Nearly 50 companies, including Microsoft Corp. , Unilever PLC and American Airlines Group Inc., signed a letter opposing “any changes that would restrict eligible voters’ access to the ballot” in Texas, days ahead of an expected vote in the state legislature on a voting bill.
As state legislatures consider new voting access bills, companies in Texas and elsewhere have grappled with how much to weigh in, amid pressure from employees and civil-rights organizations and pushback from Republicans lawmakers. After Georgia legislators added vote-by-mail identification requirements and limited drop boxes, companies includingDelta Air Lines Inc. and Coca-Cola Co. lodged public opposition.
The business community in Texas has been divided in recent weeks over how strongly to come out against the imminent legislation. Signatories of Tuesday’s letter preferred not to name any specific bills because there are several and because they wanted to avoid direct lobbying, said people familiar with the matter. A fight over how strongly to oppose the bills, meanwhile, broke out among members of the Greater Houston Partnership, the state’s major business association, according to internal documents reviewed by The Wall Street Journal.

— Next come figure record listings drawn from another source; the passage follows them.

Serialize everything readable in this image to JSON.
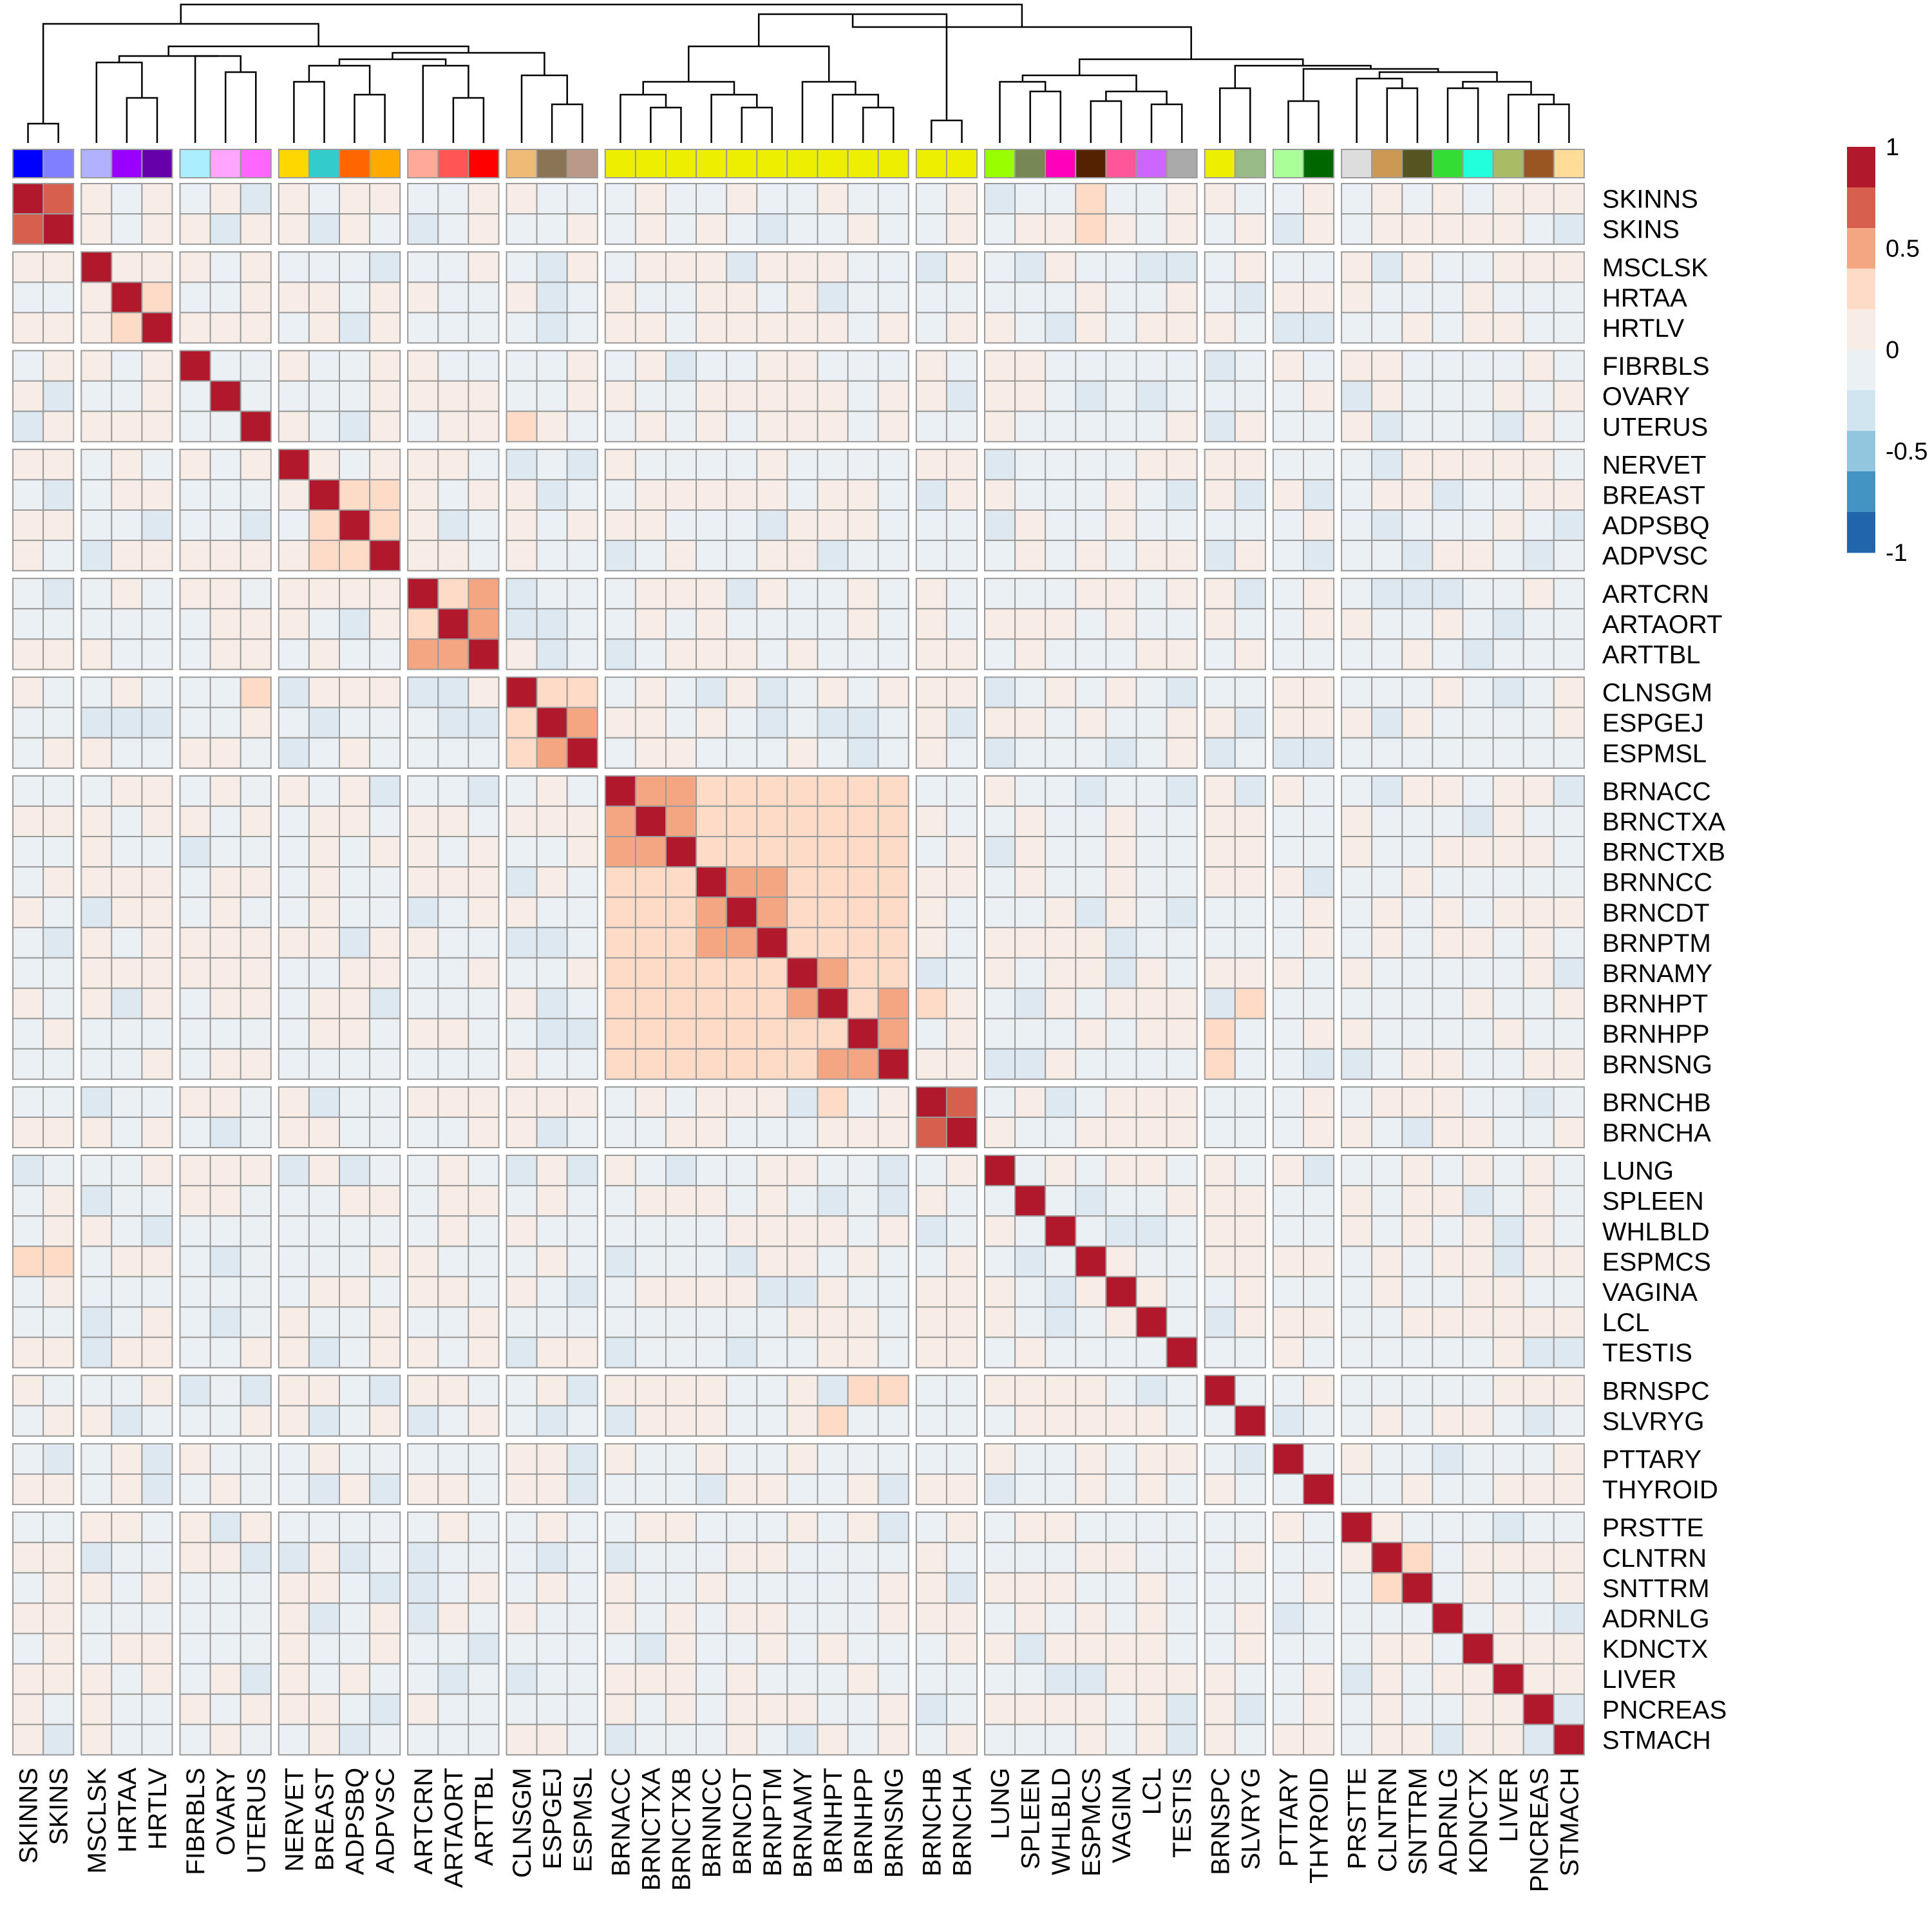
{
  "chart_data": {
    "type": "heatmap",
    "title": "",
    "xlabel": "",
    "ylabel": "",
    "labels": [
      "SKINNS",
      "SKINS",
      "MSCLSK",
      "HRTAA",
      "HRTLV",
      "FIBRBLS",
      "OVARY",
      "UTERUS",
      "NERVET",
      "BREAST",
      "ADPSBQ",
      "ADPVSC",
      "ARTCRN",
      "ARTAORT",
      "ARTTBL",
      "CLNSGM",
      "ESPGEJ",
      "ESPMSL",
      "BRNACC",
      "BRNCTXA",
      "BRNCTXB",
      "BRNNCC",
      "BRNCDT",
      "BRNPTM",
      "BRNAMY",
      "BRNHPT",
      "BRNHPP",
      "BRNSNG",
      "BRNCHB",
      "BRNCHA",
      "LUNG",
      "SPLEEN",
      "WHLBLD",
      "ESPMCS",
      "VAGINA",
      "LCL",
      "TESTIS",
      "BRNSPC",
      "SLVRYG",
      "PTTARY",
      "THYROID",
      "PRSTTE",
      "CLNTRN",
      "SNTTRM",
      "ADRNLG",
      "KDNCTX",
      "LIVER",
      "PNCREAS",
      "STMACH"
    ],
    "groups": [
      2,
      3,
      3,
      4,
      3,
      3,
      10,
      2,
      7,
      2,
      2,
      8
    ],
    "annotation_colors": [
      "#0000FF",
      "#7F7FFF",
      "#B1B1FF",
      "#9900FF",
      "#6600AA",
      "#AAEEFF",
      "#FFA5FF",
      "#FF66FF",
      "#FFD700",
      "#33CCCC",
      "#FF6600",
      "#FFAA00",
      "#FFAA99",
      "#FF5555",
      "#FF0000",
      "#EEBB77",
      "#8B7355",
      "#BB9988",
      "#EEEE00",
      "#EEEE00",
      "#EEEE00",
      "#EEEE00",
      "#EEEE00",
      "#EEEE00",
      "#EEEE00",
      "#EEEE00",
      "#EEEE00",
      "#EEEE00",
      "#EEEE00",
      "#EEEE00",
      "#99FF00",
      "#778855",
      "#FF00BB",
      "#552200",
      "#FF5599",
      "#CC66FF",
      "#AAAAAA",
      "#EEEE00",
      "#99BB88",
      "#AAFF99",
      "#006600",
      "#DDDDDD",
      "#CC9955",
      "#555522",
      "#33DD33",
      "#22FFDD",
      "#AABB66",
      "#995522",
      "#FFDD99"
    ],
    "value_range": [
      -1,
      1
    ],
    "legend": {
      "position": "top-right",
      "ticks": [
        "1",
        "0.5",
        "0",
        "-0.5",
        "-1"
      ],
      "tick_values": [
        1,
        0.5,
        0,
        -0.5,
        -1
      ],
      "colors": [
        "#B2182B",
        "#D6604D",
        "#F4A582",
        "#FDDBC7",
        "#F7ECE6",
        "#EBF0F4",
        "#D1E5F0",
        "#92C5DE",
        "#4393C3",
        "#2166AC"
      ]
    },
    "cell_colors": {
      "high": "#B2182B",
      "strong": "#D6604D",
      "medium": "#F4A582",
      "light": "#FDDBC7",
      "faint": "#F8ECE6",
      "neutral": "#EBF0F4",
      "cool": "#DDE8F0"
    },
    "cells": [
      {
        "r": "SKINNS",
        "c": "SKINS",
        "v": 0.75
      },
      {
        "r": "BREAST",
        "c": "ADPSBQ",
        "v": 0.3
      },
      {
        "r": "BREAST",
        "c": "ADPVSC",
        "v": 0.25
      },
      {
        "r": "ADPSBQ",
        "c": "ADPVSC",
        "v": 0.3
      },
      {
        "r": "ARTCRN",
        "c": "ARTAORT",
        "v": 0.3
      },
      {
        "r": "ARTCRN",
        "c": "ARTTBL",
        "v": 0.35
      },
      {
        "r": "ARTAORT",
        "c": "ARTTBL",
        "v": 0.5
      },
      {
        "r": "CLNSGM",
        "c": "ESPGEJ",
        "v": 0.3
      },
      {
        "r": "CLNSGM",
        "c": "ESPMSL",
        "v": 0.3
      },
      {
        "r": "ESPGEJ",
        "c": "ESPMSL",
        "v": 0.5
      },
      {
        "r": "MSCLSK",
        "c": "HRTAA",
        "v": 0.08
      },
      {
        "r": "MSCLSK",
        "c": "HRTLV",
        "v": 0.08
      },
      {
        "r": "HRTAA",
        "c": "HRTLV",
        "v": 0.2
      },
      {
        "r": "BRNACC",
        "c": "BRNCTXA",
        "v": 0.45
      },
      {
        "r": "BRNACC",
        "c": "BRNCTXB",
        "v": 0.4
      },
      {
        "r": "BRNCTXA",
        "c": "BRNCTXB",
        "v": 0.5
      },
      {
        "r": "BRNNCC",
        "c": "BRNCDT",
        "v": 0.45
      },
      {
        "r": "BRNNCC",
        "c": "BRNPTM",
        "v": 0.4
      },
      {
        "r": "BRNCDT",
        "c": "BRNPTM",
        "v": 0.45
      },
      {
        "r": "BRNAMY",
        "c": "BRNHPT",
        "v": 0.4
      },
      {
        "r": "BRNHPT",
        "c": "BRNSNG",
        "v": 0.45
      },
      {
        "r": "BRNHPP",
        "c": "BRNSNG",
        "v": 0.4
      },
      {
        "r": "BRNCHB",
        "c": "BRNCHA",
        "v": 0.75
      },
      {
        "r": "CLNTRN",
        "c": "SNTTRM",
        "v": 0.25
      },
      {
        "r": "SKINNS",
        "c": "ESPMCS",
        "v": 0.2
      },
      {
        "r": "SKINS",
        "c": "ESPMCS",
        "v": 0.2
      },
      {
        "r": "CLNSGM",
        "c": "UTERUS",
        "v": 0.2
      },
      {
        "r": "BRNSPC",
        "c": "BRNHPP",
        "v": 0.2
      },
      {
        "r": "BRNSPC",
        "c": "BRNSNG",
        "v": 0.2
      },
      {
        "r": "SLVRYG",
        "c": "BRNHPT",
        "v": 0.2
      },
      {
        "r": "BRNHPT",
        "c": "BRNCHB",
        "v": 0.2
      },
      {
        "r": "BRNHPP",
        "c": "BRNSPC",
        "v": 0.2
      },
      {
        "r": "BRNSNG",
        "c": "BRNSPC",
        "v": 0.2
      }
    ]
  }
}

The group splintered, and some of its members joined more than 175 business executives, lawyers and other prominent Houstonians in signing a letter Tuesday opposing the bills. The statement, signed by leaders of major companies, regional businesses and chambers of commerce, doesn’t address specifics of the several voting bills that are advancing in the Texas Legislature. People involved in drafting the statement said it was intended to oppose them.

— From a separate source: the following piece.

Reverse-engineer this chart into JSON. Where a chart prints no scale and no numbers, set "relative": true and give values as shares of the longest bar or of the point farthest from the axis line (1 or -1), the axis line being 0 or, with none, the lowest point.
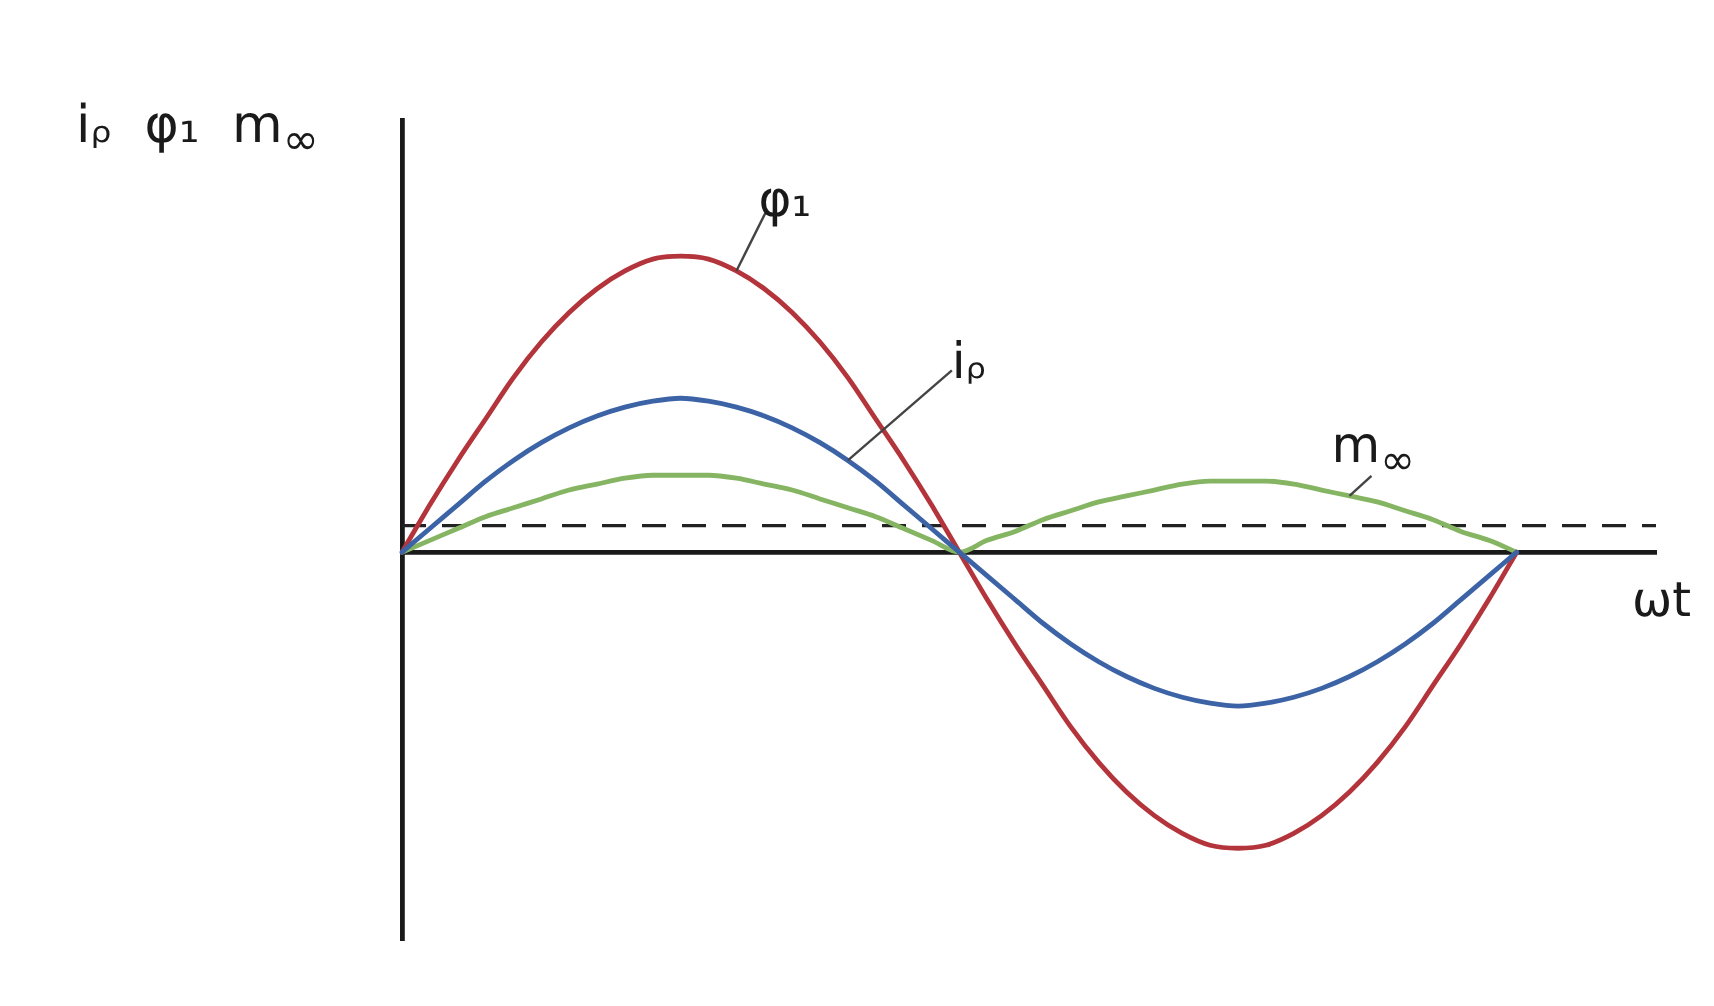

The companies signed under the banner of a new group called Fair Elections Texas. Other signatories include Levi Strauss & Co., Etsy Inc., Patagonia Inc. and Warby Parker.
Many of the signatories aren’t based in Texas. Republican lawmakers in Texas have publicly criticized executives and companies that have spoken out against the bills.

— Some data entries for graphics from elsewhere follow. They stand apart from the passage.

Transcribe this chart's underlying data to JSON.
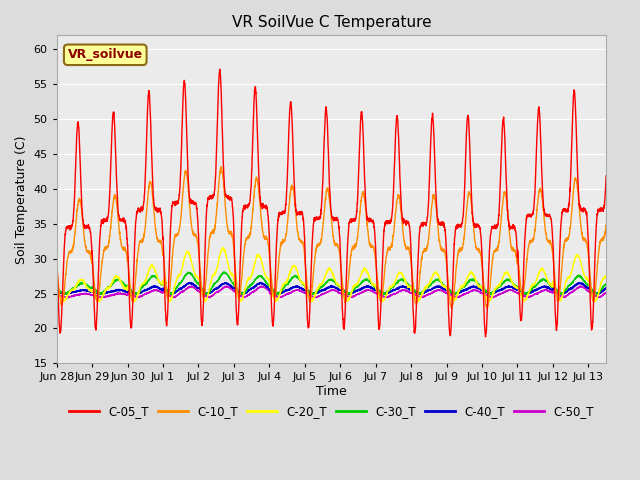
{
  "title": "VR SoilVue C Temperature",
  "xlabel": "Time",
  "ylabel": "Soil Temperature (C)",
  "ylim": [
    15,
    62
  ],
  "yticks": [
    15,
    20,
    25,
    30,
    35,
    40,
    45,
    50,
    55,
    60
  ],
  "annotation": "VR_soilvue",
  "annotation_color": "#8B0000",
  "annotation_bg": "#FFFF99",
  "annotation_border": "#8B6914",
  "series_colors": {
    "C-05_T": "#FF0000",
    "C-10_T": "#FF8C00",
    "C-20_T": "#FFFF00",
    "C-30_T": "#00CC00",
    "C-40_T": "#0000CC",
    "C-50_T": "#CC00CC"
  },
  "bg_color": "#DCDCDC",
  "plot_area_color": "#EBEBEB",
  "date_labels": [
    "Jun 28",
    "Jun 29",
    "Jun 30",
    "Jul 1",
    "Jul 2",
    "Jul 3",
    "Jul 4",
    "Jul 5",
    "Jul 6",
    "Jul 7",
    "Jul 8",
    "Jul 9",
    "Jul 10",
    "Jul 11",
    "Jul 12",
    "Jul 13"
  ],
  "date_positions": [
    0,
    1,
    2,
    3,
    4,
    5,
    6,
    7,
    8,
    9,
    10,
    11,
    12,
    13,
    14,
    15
  ],
  "peaks_c05": [
    49.5,
    51.0,
    54.0,
    55.5,
    57.0,
    54.5,
    52.5,
    51.5,
    51.0,
    50.5,
    50.5,
    50.5,
    50.0,
    51.5,
    54.0
  ],
  "peaks_c10": [
    38.5,
    39.0,
    41.0,
    42.5,
    43.0,
    41.5,
    40.5,
    40.0,
    39.5,
    39.0,
    39.0,
    39.5,
    39.5,
    40.0,
    41.5
  ],
  "peaks_c20": [
    27.0,
    27.5,
    29.0,
    31.0,
    31.5,
    30.5,
    29.0,
    28.5,
    28.5,
    28.0,
    28.0,
    28.0,
    28.0,
    28.5,
    30.5
  ],
  "peaks_c30": [
    26.5,
    27.0,
    27.5,
    28.0,
    28.0,
    27.5,
    27.5,
    27.0,
    27.0,
    27.0,
    27.0,
    27.0,
    27.0,
    27.0,
    27.5
  ],
  "peaks_c40": [
    25.5,
    25.5,
    26.0,
    26.5,
    26.5,
    26.5,
    26.0,
    26.0,
    26.0,
    26.0,
    26.0,
    26.0,
    26.0,
    26.0,
    26.5
  ],
  "peaks_c50": [
    25.0,
    25.0,
    25.5,
    26.0,
    26.0,
    26.0,
    25.5,
    25.5,
    25.5,
    25.5,
    25.5,
    25.5,
    25.5,
    25.5,
    26.0
  ],
  "mins_c05": [
    19.5,
    20.0,
    20.0,
    20.5,
    20.5,
    20.5,
    20.5,
    20.0,
    20.0,
    20.0,
    19.5,
    19.0,
    19.0,
    21.0,
    20.0
  ],
  "base_temp": 24.0
}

Bills passed by the Texas Senate in recent weeks would limit early voting hours, place more restrictions on people who provide assistance with voting and allow partisan poll watchers to record video or take photos of people voting, among other measures.
Proponents of the measures say they will make elections more secure. Opponents say they will reduce voting access. The state House is expected to vote on a bill that could include many of the provisions soon.
American Airlines, based in Texas, issued a statement opposing one of the voting bills after it passed the state Senate. Texas Lt. Gov. Dan Patrick held a news conference calling the airline and other critics a “nest of liars” and accusing its leaders of not having read the bill. An airline spokeswoman said the company had read the bill.
Last month, lawmakers proposed amendments to the Texas state budget that would have withheld grants and other funding from any companies that publicly opposed legislation “related to election integrity.” The amendments were withdrawn, but were widely seen as a warning against companies thinking of weighing in on the bills.
Ron Kirk, a former mayor of Dallas, Texas secretary of state and U.S. trade representative who has been working with the companies on the Fair Elections Texas statement, said the response from Mr. Patrick and rhetoric among Republican lawmakers in Washington made the companies more cautious about what they said.
“They have issued passive statements that they support the right to vote and support voting, but they’ve held off on specifics,” Mr. Kirk, a Democrat, said. “I would welcome them speaking with a more unequivocal voice: That these bills are not only unnecessary, but they are dangerous.”
Some board members of the Greater Houston Partnership advocated in late April for the group to issue a statement in response to the legislation, according to an internal letter reviewed by The Wall Street Journal. The proposed 81-word statement noted that legislation in Texas “should expand, instead of limit, options for civic participation,” and added that some provisions of these bills “are contrary to these objectives and should be eliminated or modified.”
In making a case for the statement, the members noted that certain provisions of the pending voter bills “are highly objectionable and greatly disadvantageous to communities of color in Harris County,” home to Houston, “and further impose unnecessary and overreaching burdens on Harris County voters in general.”